The fact remains that, he writes later to describe Quebec emancipation, referring to the expression of Pierre Vallières, “the white Negroes have disappeared, but the black Negroes are still there, and the social gap between them and the White Americans is no less shouting than fifty years ago ”.
That said, it does not hurt to set the record straight for the pessimists when it comes to the quality of life in Quebec, and the spectacular ease with which it has survived the last century. This is what Polèse proposes to look at, adopting the gaze of the immigrant, certainly, but an immigrant who has gone, over the decades, from “them” to “us”, speaking of Quebecers.
Pragmatic above all
To sum up the political stance of Quebecers, it is the word “pragmatism” that first comes to mind. And it is besides this pragmatism, even a certain “opportunism”, which makes, in the current context, the idea of independence more “difficult to sell”.

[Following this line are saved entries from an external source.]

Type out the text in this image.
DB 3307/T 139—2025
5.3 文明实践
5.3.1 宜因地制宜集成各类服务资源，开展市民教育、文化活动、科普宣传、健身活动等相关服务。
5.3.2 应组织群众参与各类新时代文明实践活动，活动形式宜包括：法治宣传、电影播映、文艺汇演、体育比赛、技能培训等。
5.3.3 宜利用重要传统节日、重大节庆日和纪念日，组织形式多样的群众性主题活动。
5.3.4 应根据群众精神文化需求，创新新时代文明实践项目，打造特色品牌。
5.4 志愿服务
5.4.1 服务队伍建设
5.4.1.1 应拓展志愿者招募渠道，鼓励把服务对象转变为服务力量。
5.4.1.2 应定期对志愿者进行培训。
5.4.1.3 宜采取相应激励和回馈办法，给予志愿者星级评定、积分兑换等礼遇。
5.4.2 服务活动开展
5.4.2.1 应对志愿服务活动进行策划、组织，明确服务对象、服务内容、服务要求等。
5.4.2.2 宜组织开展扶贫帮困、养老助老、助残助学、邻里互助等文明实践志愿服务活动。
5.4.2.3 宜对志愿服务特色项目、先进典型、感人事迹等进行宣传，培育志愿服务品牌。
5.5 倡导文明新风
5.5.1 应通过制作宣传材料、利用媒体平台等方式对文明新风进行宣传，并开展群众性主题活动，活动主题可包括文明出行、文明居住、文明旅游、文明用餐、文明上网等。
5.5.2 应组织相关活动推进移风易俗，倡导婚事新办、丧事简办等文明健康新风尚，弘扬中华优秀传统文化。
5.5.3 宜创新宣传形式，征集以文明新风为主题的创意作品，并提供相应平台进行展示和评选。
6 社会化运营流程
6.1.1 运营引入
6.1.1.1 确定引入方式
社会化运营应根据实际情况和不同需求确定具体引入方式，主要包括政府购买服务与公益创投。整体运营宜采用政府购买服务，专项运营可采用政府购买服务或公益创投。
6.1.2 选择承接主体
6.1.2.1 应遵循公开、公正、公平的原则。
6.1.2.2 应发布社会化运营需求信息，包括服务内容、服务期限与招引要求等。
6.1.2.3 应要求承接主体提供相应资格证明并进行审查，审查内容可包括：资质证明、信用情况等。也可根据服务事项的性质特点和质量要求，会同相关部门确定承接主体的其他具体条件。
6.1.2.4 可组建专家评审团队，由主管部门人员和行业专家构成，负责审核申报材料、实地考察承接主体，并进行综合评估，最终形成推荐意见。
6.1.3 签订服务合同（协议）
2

It is also, according to Polèse, this pragmatism which makes Quebec more open to immigration than the world average. “If we compare ourselves to the world, Quebec still hosts an extremely high immigration rate,” he says. And if Prime Minister François Legault expresses reluctance about immigration thresholds, “we cannot qualify him as anti-immigrants”.
This pragmatism is also manifested in Quebec’s ambivalence towards Canada. “Quebec must always think strategically and geopolitically. We have no interest in Canada disappearing. We are both weak against the United States. Regardless of the type of solution, sovereignty-association or federalism, regardless of where we end up, Quebec has every interest in maintaining Canada. Not because we love it, but because it is a geopolitical reality. “
That said, no one is immune to abuses. And Mario Polèse, whose parents fled Nazi Germany, is in a good position to talk about it. “Of course, we are no different from other peoples, and stupidity can strike us too,” he says.